Прямые улицы уходят от берега бухты и под прямыми углами пересекают улицы, сбегающие с холмов. Главная из них — Каллье Прогрессо, улица Прогресса. Два-три квартала асфальта. Каменные дома с небольшими садиками. На солнцепеке отдыхает многосильный американский линкольн. В школе имени какого-то падре только что кончились занятия, и ребятишки бегут шумной толпой на улицу. Перед зданием церкви ватага замедляет шаг. Ребята крестятся на распятие и бегут дальше, растекаясь по улочкам и переулкам. У церкви пустынно. Маленький клочок бумаги — расписание богослужений. Какая-то женщина в черном выходит из узких дверей, крестится и семенит к рынку. Асфальт кончается, и Каллье Прогрессо превращается в ухабистую пыльную дорогу, которая подымается в гору среди унылых обшарпанных лачуг. Улица пустынна. Только иногда вздрогнет занавеска и кто-то проводит нас любопытным взглядом. Улица поднимается выше и постепенно теряется на склоне холма, среди странных жилищ. Они вырыты в склоне холма, вокруг входа невысокие стенки из камня. Над ними навес. Видимо, эти пристройки играют роль передних. Около «дома» под кактусами стоит запряженный в повозку ослик. На повозке вязанки сахарного тростника. Мужчины молча сгружают их, относят во дворик.
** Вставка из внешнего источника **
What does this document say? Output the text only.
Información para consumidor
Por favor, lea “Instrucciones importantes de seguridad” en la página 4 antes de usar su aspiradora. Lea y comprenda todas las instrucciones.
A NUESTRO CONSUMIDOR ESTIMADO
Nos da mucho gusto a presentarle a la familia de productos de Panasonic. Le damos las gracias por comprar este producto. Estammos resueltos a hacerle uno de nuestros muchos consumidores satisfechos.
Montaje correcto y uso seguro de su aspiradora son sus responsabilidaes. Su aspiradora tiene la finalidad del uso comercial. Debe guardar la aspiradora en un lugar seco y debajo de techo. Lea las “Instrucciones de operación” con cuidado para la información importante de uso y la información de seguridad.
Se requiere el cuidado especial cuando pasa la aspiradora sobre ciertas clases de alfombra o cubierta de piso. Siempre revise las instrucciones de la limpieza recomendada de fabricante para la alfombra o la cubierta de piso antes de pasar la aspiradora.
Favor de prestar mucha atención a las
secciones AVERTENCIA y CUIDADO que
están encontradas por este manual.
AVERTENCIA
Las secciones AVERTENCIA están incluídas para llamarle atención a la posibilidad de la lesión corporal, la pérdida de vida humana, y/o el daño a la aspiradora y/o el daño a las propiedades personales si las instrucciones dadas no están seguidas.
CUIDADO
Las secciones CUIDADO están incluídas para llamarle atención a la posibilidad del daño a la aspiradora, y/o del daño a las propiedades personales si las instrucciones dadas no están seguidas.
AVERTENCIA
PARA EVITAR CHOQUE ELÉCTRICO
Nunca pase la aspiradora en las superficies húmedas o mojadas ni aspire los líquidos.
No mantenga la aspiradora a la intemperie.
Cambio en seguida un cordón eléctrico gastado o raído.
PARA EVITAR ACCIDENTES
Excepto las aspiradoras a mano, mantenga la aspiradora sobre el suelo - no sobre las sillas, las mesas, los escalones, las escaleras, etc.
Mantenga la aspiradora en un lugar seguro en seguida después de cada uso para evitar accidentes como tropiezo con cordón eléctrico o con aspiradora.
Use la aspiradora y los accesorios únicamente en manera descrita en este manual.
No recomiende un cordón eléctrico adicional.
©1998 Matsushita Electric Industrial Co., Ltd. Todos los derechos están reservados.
…Траттория «Каса модерна» стоит напротив «Карта бланка». Она мало чем отличается от своего собрата. Тот же каменный пол, те же железные столики и проигрыватель-автомат. Только расположена она на пол-этажа выше, поэтому имеет небольшой балкончик под навесом, откуда хорошо видно всю базарную площадь, киоски и перекресток двух улиц. Мы, единственные посетители, занимаем столик на балконе. У нас над головой висит клетка огромного зеленого попугая, который что-то кричит и ошалело вертит глазами.
Официантка, девочка лет четырнадцати, с детской улыбкой на смуглом лице, не может равнодушно смотреть на иностранцев, да еще из такой далекой страны. Ей все время хочется прыснуть, и она прячет Лицо в подол ситцевого передника. Мы роемся в разговорнике и просим принести пива. Потом мы находим самую нужную фразу, какая только есть в разговорнике: «Можете вы нам принести какое-нибудь национальное блюдо?» Я даже вспотел, пока прочел все это по-испански. Девочка весело засмеялась. Она ничего не поняла и позвала хозяйку. Вместе они прочли фразу.
— Си, сеньор, — сказала хозяйка.
— Это будет мясное блюдо? — блеснул я еще раз эрудицией разговорника.
— Си, сеньор! Уно моменто! — сказала женщина, а девушка снова закатилась веселым смехом и спрятала лицо в передник.
— Карта бланка! — неожиданно выкрикнул попугай и стал скороговоркой произносить испанские слова. Я встал и сказал ему несколько слов по-русски. Он округлил глаза, попятился в угол клетки и снова выкрикнул: «Карта бланка!»
А в трех шагах от нас текла пропаленная солнцем мексиканская улица. Наш знакомый все еще хлопотал вокруг плаката с изображением человеческих внутренностей. На углу показался индеец в широкополой соломенной шляпе. Он тащил перевязанные веревкой длинные брикеты льда. Лед слезился от жары, и на асфальте тротуара капли оставляли черные точки. С тремя чучелами крокодилов прошел торговец сувениров. Вчера, приняв нас за американцев, он требовал за полуметрового каймана десять долларов. А потом убеждал купить оправленные в серебро зубы аллигатора. Всего два доллара, но зато какой талисман!
Мы пообедали и посидели в траттории еще с полчаса, чтоб прийти в себя от обжигающего огня проперченных блюд. Попугай выкрикивал рекламные фразы, а девушка время от времени прыскала, прикрывая лицо фартуком.
А спустя час мы уже выбрали якорь и отдали швартовы. «Заря» медленно пробралась через узкий проход в первую искусственную гавань и вышла в океан. Вскоре очертания мексиканских берегов растаяли в дымке. Казалось, что вместе с ними навсегда сотрется в памяти этот заход и воспоминания о крошечном городке на самом юге страны. Не такой мы ожидали увидеть Мексику.